Disappearing federal earmarks create uncertainty for projects
Last summer, a record number of Greater Des Moines Partnership members boarded a chartered airliner for the organization’s annual three-day lobbying trip to Washington, D.C. Their primary mission: buttonhole Iowa’s congressional delegation to earmark funding for key development projects in Central Iowa. Though obtaining funding has gotten tougher in recent years, no one imagined at the time that all of the potential earmarks would simply evaporate overnight.
Yet that’s exactly what has happened, as the Democrat-led Congress made good on its promise of earmark reform after such designated projects — referred to by critics as pork — reached an all-time high of $29 billion last year. With the passage of a continuing spending resolution this month, all spending earmarks that would have gone forward in fiscal year 2007 were erased.
For Greater Des Moines, a total of $65.6 million in potential funding earmarks requested last year by the Partnership, the bulk of them for regional transportation projects, were affected.
“It hasn’t come as a big shock to us,” said Jay Byers, the Partnership’s senior vice president for government relations. “We’ve been hearing since early December that this was likely to happen.”
The amount of earmarks funded for fiscal year 2008 will likely be half the level funded in fiscal 2006, said Susan McAvoy, communications director for Rep. Leonard Boswell.
“So obviously it’s going to be tighter,” said McAvoy, who said March 16 is the deadline for new earmark requests to be submitted to the various appropriations subcommittees.
“People from our congressional district are just starting to submit their requests,” she said. “I think it’s important that we let our agencies know that there will be cutbacks. I think subcommittees are also limiting the number of earmark requests received. I think the (congressional) members have to be a little wiser about how many they submit.”

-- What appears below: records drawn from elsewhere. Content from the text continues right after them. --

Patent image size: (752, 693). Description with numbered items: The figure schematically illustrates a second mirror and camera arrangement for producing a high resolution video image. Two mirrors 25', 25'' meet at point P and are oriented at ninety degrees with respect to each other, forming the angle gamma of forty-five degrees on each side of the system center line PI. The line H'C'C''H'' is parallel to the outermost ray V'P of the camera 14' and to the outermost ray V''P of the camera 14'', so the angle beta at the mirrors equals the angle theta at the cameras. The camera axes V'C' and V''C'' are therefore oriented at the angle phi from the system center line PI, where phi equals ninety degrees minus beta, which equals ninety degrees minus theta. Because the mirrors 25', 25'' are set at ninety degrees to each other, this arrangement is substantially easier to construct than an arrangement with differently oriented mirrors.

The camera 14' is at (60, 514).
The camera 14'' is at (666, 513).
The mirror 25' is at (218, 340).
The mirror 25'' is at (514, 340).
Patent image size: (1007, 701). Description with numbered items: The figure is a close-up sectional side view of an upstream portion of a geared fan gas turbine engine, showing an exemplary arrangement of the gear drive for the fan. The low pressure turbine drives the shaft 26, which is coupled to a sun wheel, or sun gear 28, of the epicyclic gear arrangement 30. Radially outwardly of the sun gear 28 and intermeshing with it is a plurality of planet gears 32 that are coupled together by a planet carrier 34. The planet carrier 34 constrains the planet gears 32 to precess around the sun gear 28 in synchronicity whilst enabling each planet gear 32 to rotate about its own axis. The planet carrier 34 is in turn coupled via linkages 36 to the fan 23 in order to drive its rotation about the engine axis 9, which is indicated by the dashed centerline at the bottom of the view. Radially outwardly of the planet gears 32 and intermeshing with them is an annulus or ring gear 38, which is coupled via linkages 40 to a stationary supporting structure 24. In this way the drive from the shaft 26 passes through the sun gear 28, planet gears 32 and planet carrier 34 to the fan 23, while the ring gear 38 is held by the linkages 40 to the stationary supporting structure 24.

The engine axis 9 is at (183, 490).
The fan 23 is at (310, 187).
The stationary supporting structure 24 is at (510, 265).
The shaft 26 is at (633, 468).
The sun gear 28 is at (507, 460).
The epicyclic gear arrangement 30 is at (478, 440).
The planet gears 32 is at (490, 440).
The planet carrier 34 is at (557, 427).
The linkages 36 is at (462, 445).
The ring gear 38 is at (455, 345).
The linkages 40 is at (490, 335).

Libby Jacobs, vice president of community relations for Principal Financial Group Inc., said the Principal Riverwalk project gets its federal money from several funding streams, with earmarks being just one.
“A good share of the money is coming through the (U.S. Army) Corps of Engineers; we’re still one of their priority projects,” she said. “It’s my understanding that the Corps is going to receive a lump-sum appropriation that they can divide between projects. Because we are a priority, we are hopeful the funding stream will continue with the Corps.”
The Riverwalk project, which is seeking $13 million in earmarks for fiscal 2008, is one of a dozen road or trail projects that will be recommended next month to the Des Moines Area Metropolitan Planning Organization to be highlighted as a “priority project” by the Partnership during its lobbying trip to Washington this summer.
“We feel that we came up with a list that was very regional and included projects from all parts of the Greater Des Moines area,” said Johnston Mayor Brian Laurenzo, who chairs the MPO’s Surface Transportation Program Funding Subcommittee.
Laurenzo said the loss of the fiscal 2007 earmarks wasn’t a factor in the selection process. “We don’t count that money until it actually arrives,” he said.
Some Greater Des Moines organizations had earmarks approved for this fiscal year that were eliminated, among them the Blank Park Zoo and Des Moines Area Community College.
DMACC President Rob Denson was in Washington last week to seek earmarks for several workforce training programs, including a $550,000 request to build a career academy in space donated by Whirlpool Corp. in the former Maytag Corp. building in Newton.
“No one would commit that there would be earmarks,” said Denson. Two earmarks he thought were likely to get approved this fiscal year, including funds for a proposed Story County Career Academy, were eliminated.
Blank Park Zoo will likely bring back two requests this year, said Dory Briles, the zoo’s vice president of development. One of the projects that had received approval was a $300,000 grant to refurbish a building at the zoo; another was for $250,000 to establish a visiting animal exhibit program.
“We’re just waiting for the guidelines to come out and then we’ll be reapplying,” she said. “We understand they’ll be more like a grant process.”
Though both projects are “very important” to the zoo, “you just have to realize that Congress has a huge job ahead with the budget situation,” Briles said. “So we can certainly appreciate the rationale behind this.”